5. We reject plaintiffs' argument that the trial court improperly restricted their right to present rebuttal testimony and to compel the attendance of a witness. The record shows one of the witnesses subpoenaed by plaintiffs was an attorney who, at the time of this trial, was compelled to attend the trial of his own client's case in another county. Thus, pursuant to OCGA 9-11-32 (a) (3) (B), (D) and (E), the trial court did not err in ruling that the witness was unavailable to appear at trial and in permitting his testimony to be presented by deposition. We have examined the transcript of the trial conference in which plaintiffs argue the trial court improperly restricted their right to present rebuttal evidence and find no error. Plaintiffs were allowed to present witnesses in rebuttal. Moreover, throughout the plaintiffs' portion of the trial, plaintiffs' counsel posed questions to witnesses attempting to negate defendant's defense of due care.

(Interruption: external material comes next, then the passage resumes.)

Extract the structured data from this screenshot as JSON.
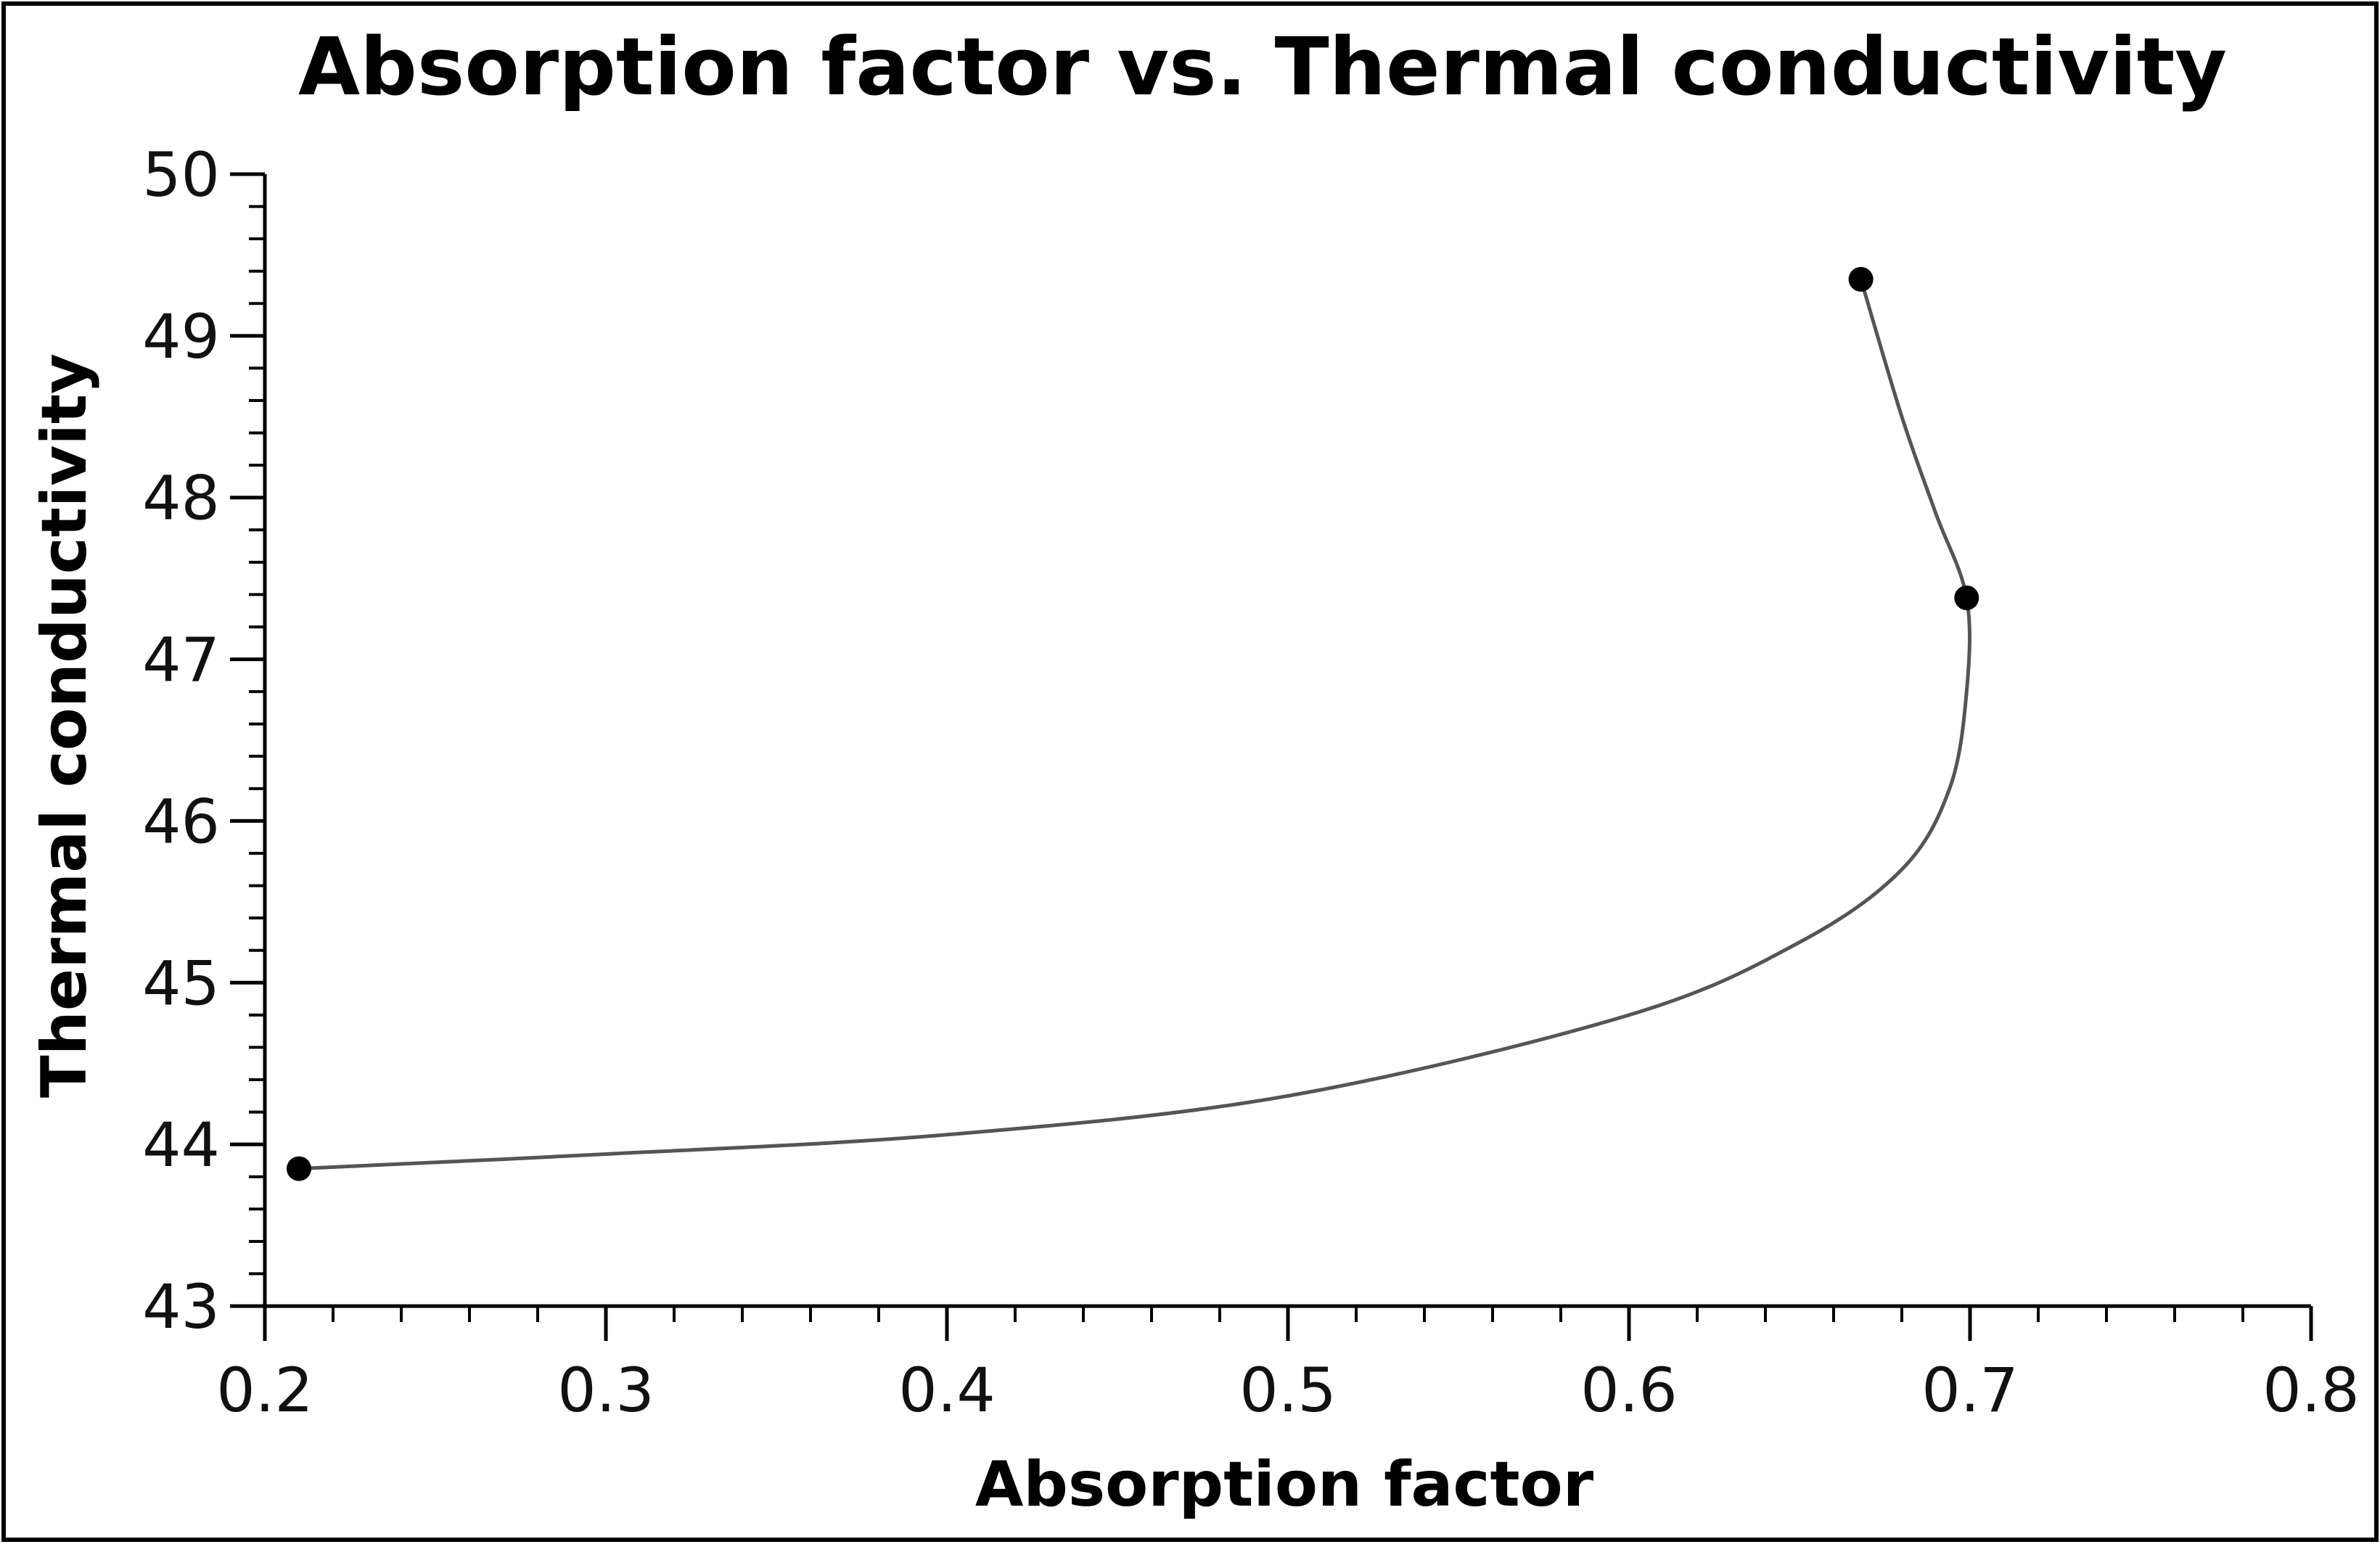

6. Plaintiffs submitted into evidence certain portions of the report on the incident prepared by the National Transportation Safety Board. Plaintiffs argue the trial court erred in refusing to admit a certain page of the report which contained the entry "None" after the heading "Part Failure/Malfunction." Whether the incident was caused by mechanical malfunction was one of the issues presented to the jury. We agree with the trial court that, despite the fact that the page in question was entitled "Factual Report," the notation concerning the mechanical malfunction reflected an opinion or conclusion of the person who prepared the report and thus the page was inadmissible without qualifying the preparer as an expert. See Cassano v. Pilgreen's, Inc., 117 Ga. App. 260 (2) (160 SE2d 439) (1968). The information at issue here is distinguishable from that at issue in American Airlines v. United States, 418 F2d 180 (5th Cir. 1969), in which the federal appeals court ruled that exhibits to an official report, which merely set forth data derived from the flight recorder foil, were admissible.
7. No error is shown by the refusal of the trial court to permit the co-pilot to testify about statements made by the pilot to a federal investigator. Plaintiffs' counsel examined the pilot, himself, as to statements he made to the investigator. Thus, no error is shown by the trial court's exclusion of the written statement as an exhibit.
8. The trial court did not err in sustaining the objection to the question by plaintiffs' counsel to plaintiffs' expert witness on re-direct examination concerning the duty of a pilot to ground an aircraft after discovery of a mechanical malfunction. The record shows plaintiffs' counsel had extensively questioned the witness on the respective duties of the owner and the operator of an aircraft on direct examination.
10. At the conference on charges to the jury plaintiffs' counsel admitted that its request to charge number 24 was essentially repetitive of its request number 23. The record shows the jury was properly charged on the defendant's burden of proof in a bailment case to show diligence where the plaintiff has shown proof of loss. Thus, the trial court did not err in refusing to give the specific request.
Gray, Gilliland & Gold, T. Cullen Gilliland, Lori E. Kirschner, for appellee.
Robert M. Goldberg, Alan Z. Eisenstein, for appellants.
DECIDED JANUARY 29, 1990 -- REHEARING DENIED MARCH 13, 1990 -- CERT. APPLIED FOR.